Now the story’s author and the courageous, compassionate woman he wrote about are coming to Manchester to talk about what happened on a hike on Mount Washington nearly nine years ago — and what life lessons the rest of us can draw from the tale.
“Footprints in the Snow” is the next event in the Union Leader “Headliners” series. Writer Ty Gagne will moderate a discussion featuring Pam Bales, a veteran hiker and back-country patrol volunteer, and Ken Norton, executive director of NAMI NH (the state chapter of the National Alliance on Mental Illness). The event will be in the Spotlight Room at the Palace Theatre on Sept. 11 from 5 to 7 p.m.
Pam Bales left the firm pavement of the Base Road and stepped onto the snow-covered Jewell Trail to begin her mid-October climb.
Gagne’s story about Bales’ efforts to rescue a despondent man she found after following footprints that led off a hiking trail has been viewed more than 440,000 times on unionleader.com since it was published in the New Hampshire Sunday News on Jan. 5.
Gagne said he never expected his story to become a sensation. But, he said, “In our current environment, I think people just gravitate to stories that have a positive outcome and just show the human side.”
It’s not just another hiker rescue story. There’s a mental health component to it that makes what Bales did that day even more compelling.
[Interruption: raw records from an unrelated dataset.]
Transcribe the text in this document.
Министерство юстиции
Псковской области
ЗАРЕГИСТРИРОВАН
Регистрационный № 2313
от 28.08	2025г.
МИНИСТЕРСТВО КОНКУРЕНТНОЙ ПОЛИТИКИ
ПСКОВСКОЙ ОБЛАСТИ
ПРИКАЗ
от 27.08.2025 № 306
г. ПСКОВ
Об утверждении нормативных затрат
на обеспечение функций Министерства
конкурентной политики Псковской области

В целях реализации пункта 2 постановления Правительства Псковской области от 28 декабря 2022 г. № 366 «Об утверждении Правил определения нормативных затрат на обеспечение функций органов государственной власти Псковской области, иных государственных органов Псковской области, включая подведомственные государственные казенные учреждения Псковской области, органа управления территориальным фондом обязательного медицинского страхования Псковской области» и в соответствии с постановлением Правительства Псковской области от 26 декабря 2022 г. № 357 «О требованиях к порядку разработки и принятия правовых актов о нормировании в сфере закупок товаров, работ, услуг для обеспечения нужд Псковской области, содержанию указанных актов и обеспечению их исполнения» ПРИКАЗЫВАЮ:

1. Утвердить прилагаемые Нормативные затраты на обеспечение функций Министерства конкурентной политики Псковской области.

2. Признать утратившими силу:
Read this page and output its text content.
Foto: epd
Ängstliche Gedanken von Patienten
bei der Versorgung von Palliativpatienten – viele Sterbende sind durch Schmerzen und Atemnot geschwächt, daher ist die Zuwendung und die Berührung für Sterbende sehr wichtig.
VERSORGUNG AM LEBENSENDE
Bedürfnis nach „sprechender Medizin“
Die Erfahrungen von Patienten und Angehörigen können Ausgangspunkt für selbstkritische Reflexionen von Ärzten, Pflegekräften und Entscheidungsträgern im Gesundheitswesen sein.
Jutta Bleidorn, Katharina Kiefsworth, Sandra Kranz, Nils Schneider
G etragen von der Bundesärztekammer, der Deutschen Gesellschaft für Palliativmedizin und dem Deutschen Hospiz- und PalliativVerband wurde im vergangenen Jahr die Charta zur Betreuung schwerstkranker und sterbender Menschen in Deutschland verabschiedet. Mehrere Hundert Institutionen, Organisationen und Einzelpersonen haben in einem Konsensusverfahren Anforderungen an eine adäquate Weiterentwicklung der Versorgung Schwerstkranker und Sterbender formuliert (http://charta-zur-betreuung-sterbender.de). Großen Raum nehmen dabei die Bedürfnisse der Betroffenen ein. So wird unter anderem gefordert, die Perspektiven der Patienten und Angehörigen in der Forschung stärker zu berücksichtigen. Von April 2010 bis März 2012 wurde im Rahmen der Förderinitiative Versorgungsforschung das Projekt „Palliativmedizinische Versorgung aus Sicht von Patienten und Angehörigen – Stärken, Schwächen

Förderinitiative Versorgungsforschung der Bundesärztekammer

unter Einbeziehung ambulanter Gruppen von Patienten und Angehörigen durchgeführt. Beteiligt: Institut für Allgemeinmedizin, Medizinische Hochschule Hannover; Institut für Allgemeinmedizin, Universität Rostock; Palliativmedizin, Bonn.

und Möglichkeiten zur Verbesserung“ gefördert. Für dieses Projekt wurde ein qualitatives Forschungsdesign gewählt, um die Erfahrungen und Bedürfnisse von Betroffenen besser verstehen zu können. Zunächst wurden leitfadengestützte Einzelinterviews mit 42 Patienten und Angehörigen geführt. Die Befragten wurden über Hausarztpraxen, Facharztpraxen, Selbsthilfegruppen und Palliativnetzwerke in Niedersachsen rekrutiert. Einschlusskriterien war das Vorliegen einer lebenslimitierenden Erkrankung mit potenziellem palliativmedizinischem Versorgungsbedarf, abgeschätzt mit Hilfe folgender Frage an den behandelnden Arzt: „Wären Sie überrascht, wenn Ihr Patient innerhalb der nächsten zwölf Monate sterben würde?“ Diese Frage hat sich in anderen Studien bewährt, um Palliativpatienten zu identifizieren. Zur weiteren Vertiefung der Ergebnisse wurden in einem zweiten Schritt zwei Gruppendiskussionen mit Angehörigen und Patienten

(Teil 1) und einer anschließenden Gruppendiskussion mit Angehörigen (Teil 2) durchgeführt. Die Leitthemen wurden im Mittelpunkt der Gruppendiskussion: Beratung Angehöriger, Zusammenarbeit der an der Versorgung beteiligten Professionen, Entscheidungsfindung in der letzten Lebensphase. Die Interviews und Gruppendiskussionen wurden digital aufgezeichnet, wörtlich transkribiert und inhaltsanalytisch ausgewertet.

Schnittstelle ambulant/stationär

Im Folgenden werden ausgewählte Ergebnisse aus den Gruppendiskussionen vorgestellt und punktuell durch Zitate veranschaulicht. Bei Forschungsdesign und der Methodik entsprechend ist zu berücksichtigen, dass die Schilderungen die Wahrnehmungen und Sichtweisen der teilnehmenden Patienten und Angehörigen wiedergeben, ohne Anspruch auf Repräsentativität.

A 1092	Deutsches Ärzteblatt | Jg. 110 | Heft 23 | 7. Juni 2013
“I have always called it an emotional rescue,” Gagne said. “It was as much her rescuing him from those spiraling emotions as it was a physical rescue in an alpine environment.”
And that’s what the Sept. 11 event will focus on, he said: “How can we all be rescuers?”
“And also just recognizing when we’re in need of rescue ourselves, and how important it is not to bury those emotions and to seek help from others when we’re going through a period of darkness,” he said.
Gagne’s story will be republished in Reader’s Digest in its December/January edition, which is sure to bring fresh attention to Bales.
Bales grew up in Lincoln and calls herself a “country mouse.” She is 70 now, but she’s still busy volunteering for back-country patrols in places such as the Grand Canyon and Zion National Park; she was doing just that in Prescott, Ariz., when a reporter reached her last week.
Bales said she thinks she understands why “Footprints in the Snow” resonates with so many readers. “I just think people pull for underdogs,” she said. “They just want good things to happen.”
She’s never seen the hiker she rescued again and doesn’t know his real name. But as Gagne’s story relates, the man later sent a letter expressing gratitude for what Bales did that day.
Bales said she wants to believe that he’s doing well. “I just hope in my heart that he is on the right path,” she said.